Als Kunstwerke sind QR-Codes tendenziell langweilig, eben weil sie eine so eindeutige Botschaft enthalten. Andererseits könnte man den Code jedoch als ein interessantes Beispiel für die Bildakttheorie interpretieren. Diese beschäftigt sich mit der handlungsstiftenden Wirkung von Bildern im weiteren Sinne und wurde unter anderem vom Berliner Kunsthistoriker Horst Bredekamp geprägt.

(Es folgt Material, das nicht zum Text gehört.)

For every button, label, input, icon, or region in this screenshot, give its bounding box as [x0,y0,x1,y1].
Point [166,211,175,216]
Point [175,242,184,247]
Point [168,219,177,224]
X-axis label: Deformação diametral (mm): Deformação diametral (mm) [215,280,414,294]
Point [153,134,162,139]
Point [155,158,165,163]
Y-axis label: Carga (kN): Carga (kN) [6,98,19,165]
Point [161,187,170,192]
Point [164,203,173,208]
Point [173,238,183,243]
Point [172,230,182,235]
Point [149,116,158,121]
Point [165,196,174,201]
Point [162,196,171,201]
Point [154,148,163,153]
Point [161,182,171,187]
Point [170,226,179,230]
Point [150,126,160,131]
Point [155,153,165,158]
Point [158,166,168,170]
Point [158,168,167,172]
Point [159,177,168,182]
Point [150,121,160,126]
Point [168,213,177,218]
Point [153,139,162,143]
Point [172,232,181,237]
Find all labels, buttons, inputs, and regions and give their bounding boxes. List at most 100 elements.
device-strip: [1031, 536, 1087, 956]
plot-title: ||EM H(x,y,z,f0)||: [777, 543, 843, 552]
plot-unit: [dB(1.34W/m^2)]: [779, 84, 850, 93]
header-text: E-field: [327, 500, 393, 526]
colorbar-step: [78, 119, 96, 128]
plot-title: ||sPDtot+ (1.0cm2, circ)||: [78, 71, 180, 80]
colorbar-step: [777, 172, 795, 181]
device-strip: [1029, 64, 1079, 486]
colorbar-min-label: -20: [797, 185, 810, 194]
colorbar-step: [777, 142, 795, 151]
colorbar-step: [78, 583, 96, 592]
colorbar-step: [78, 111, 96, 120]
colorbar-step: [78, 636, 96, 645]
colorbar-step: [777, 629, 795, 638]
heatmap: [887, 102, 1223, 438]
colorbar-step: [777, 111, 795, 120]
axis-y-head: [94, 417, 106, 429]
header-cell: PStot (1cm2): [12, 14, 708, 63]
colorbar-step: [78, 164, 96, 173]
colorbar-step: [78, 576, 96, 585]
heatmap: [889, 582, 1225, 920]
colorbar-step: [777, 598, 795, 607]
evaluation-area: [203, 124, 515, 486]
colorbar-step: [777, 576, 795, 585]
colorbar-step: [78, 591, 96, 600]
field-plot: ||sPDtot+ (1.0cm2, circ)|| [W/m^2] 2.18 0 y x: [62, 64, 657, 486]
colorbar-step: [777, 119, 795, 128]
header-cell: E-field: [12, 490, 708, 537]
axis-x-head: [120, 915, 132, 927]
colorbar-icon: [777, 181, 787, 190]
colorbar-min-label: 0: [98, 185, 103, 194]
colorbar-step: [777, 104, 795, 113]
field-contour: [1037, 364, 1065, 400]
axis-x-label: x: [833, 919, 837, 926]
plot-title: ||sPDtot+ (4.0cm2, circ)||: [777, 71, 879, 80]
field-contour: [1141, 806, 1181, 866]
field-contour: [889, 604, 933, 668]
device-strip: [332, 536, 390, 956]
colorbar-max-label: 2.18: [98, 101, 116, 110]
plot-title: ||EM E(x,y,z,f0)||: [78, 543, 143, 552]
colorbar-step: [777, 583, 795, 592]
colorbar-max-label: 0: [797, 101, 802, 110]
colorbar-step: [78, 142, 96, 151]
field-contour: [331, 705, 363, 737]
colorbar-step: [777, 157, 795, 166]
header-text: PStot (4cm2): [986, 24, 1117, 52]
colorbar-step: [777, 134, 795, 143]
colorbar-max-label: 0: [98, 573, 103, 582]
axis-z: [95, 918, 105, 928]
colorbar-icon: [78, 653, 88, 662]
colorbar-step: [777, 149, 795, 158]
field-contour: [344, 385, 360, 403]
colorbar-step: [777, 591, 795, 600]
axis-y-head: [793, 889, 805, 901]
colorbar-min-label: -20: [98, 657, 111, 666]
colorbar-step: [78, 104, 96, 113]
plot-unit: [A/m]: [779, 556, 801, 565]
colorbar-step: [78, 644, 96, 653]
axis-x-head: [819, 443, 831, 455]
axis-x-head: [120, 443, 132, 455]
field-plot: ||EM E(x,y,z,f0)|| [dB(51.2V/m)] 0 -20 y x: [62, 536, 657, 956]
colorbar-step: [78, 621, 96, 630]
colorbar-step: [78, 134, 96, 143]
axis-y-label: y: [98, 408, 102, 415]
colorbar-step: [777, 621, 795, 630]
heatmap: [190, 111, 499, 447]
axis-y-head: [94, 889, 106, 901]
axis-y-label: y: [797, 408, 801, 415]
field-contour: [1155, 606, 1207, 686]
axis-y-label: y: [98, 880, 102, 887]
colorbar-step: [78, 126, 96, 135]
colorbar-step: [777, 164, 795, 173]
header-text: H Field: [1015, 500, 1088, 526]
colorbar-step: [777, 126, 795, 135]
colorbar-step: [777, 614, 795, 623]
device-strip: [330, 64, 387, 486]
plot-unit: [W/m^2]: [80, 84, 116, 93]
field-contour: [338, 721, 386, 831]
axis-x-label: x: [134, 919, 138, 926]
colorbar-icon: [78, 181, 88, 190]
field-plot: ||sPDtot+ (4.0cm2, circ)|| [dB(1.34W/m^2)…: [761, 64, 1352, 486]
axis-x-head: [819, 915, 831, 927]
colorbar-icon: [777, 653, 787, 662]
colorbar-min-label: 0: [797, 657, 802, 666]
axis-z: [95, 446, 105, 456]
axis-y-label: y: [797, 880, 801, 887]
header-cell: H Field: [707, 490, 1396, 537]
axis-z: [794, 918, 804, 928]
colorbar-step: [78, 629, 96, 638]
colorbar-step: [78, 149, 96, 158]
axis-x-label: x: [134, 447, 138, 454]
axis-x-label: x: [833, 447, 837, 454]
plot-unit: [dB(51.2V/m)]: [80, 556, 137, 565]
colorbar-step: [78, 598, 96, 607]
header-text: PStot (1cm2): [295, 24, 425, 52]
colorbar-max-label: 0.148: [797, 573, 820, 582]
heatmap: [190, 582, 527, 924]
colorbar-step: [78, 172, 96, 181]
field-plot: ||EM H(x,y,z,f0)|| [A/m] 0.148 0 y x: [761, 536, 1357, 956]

So wie Worte als Sprechakt konkrete Folgen haben können ("Ich erkläre die Sitzung für eröffnet"), wird darin auch Bildern eine Autonomie außerhalb der subjektiven Wahrnehmung ihrer Betrachterinnen und Betrachter zugesprochen. Will man diese Überlegungen, die in einer digitalisierten Welt zunehmend wichtiger werden, auf den QR-Code übertragen, muss man natürlich berücksichtigen, dass das in der Pandemie so wichtig gewordene Pixelraster unter bestimmten Bedingungen entsteht. Man muss sich zum Beispiel impfen oder testen lassen, dann wird diese Information in den binären Code aus schwarzen und weißen Partikeln übersetzt. Doch ist dies einmal geschehen, lässt sich kaum bestreiten, dass die Grafik Realität nicht nur abbildet - sondern sie durch den gestatteten oder verwehrten Zugang zu bestimmten Räumen auch erzeugt.

"Die nackte Ikone" unserer Zeit

Als Schnittstelle zwischen der physischen und der virtuellen Welt könnte man den QR-Code sogar als Vollzug eines alten Traums der abstrakten Kunst verstehen. Die Abstraktion wurde oft als Portal zu anderen Welten interpretiert, als Türöffner und Möglichkeit für Transformation. Egal, wie man das nun findet: Im Jahr 2021 konnte ein einzelner Code in der Hosentasche tatsächlich Orte ermöglichen oder verschließen, er ist Auslöser für Anerkennung und Ablehnung gleichermaßen, und so schnell wird die Macht des Schwarz-Weiß-Sehens wohl auch nicht wieder schwinden.   

"Ich habe die nackte Ikone meiner Zeit gemalt", sagte der Künstler Kasimir Malewitsch 1918 über sein "Schwarzes Quadrat". Ob wir wollen oder nicht: Eine gestalterisch nackte Ikone der Gegenwart ist das "Schwarz-weiße Quadrat" QR-Code inzwischen auch.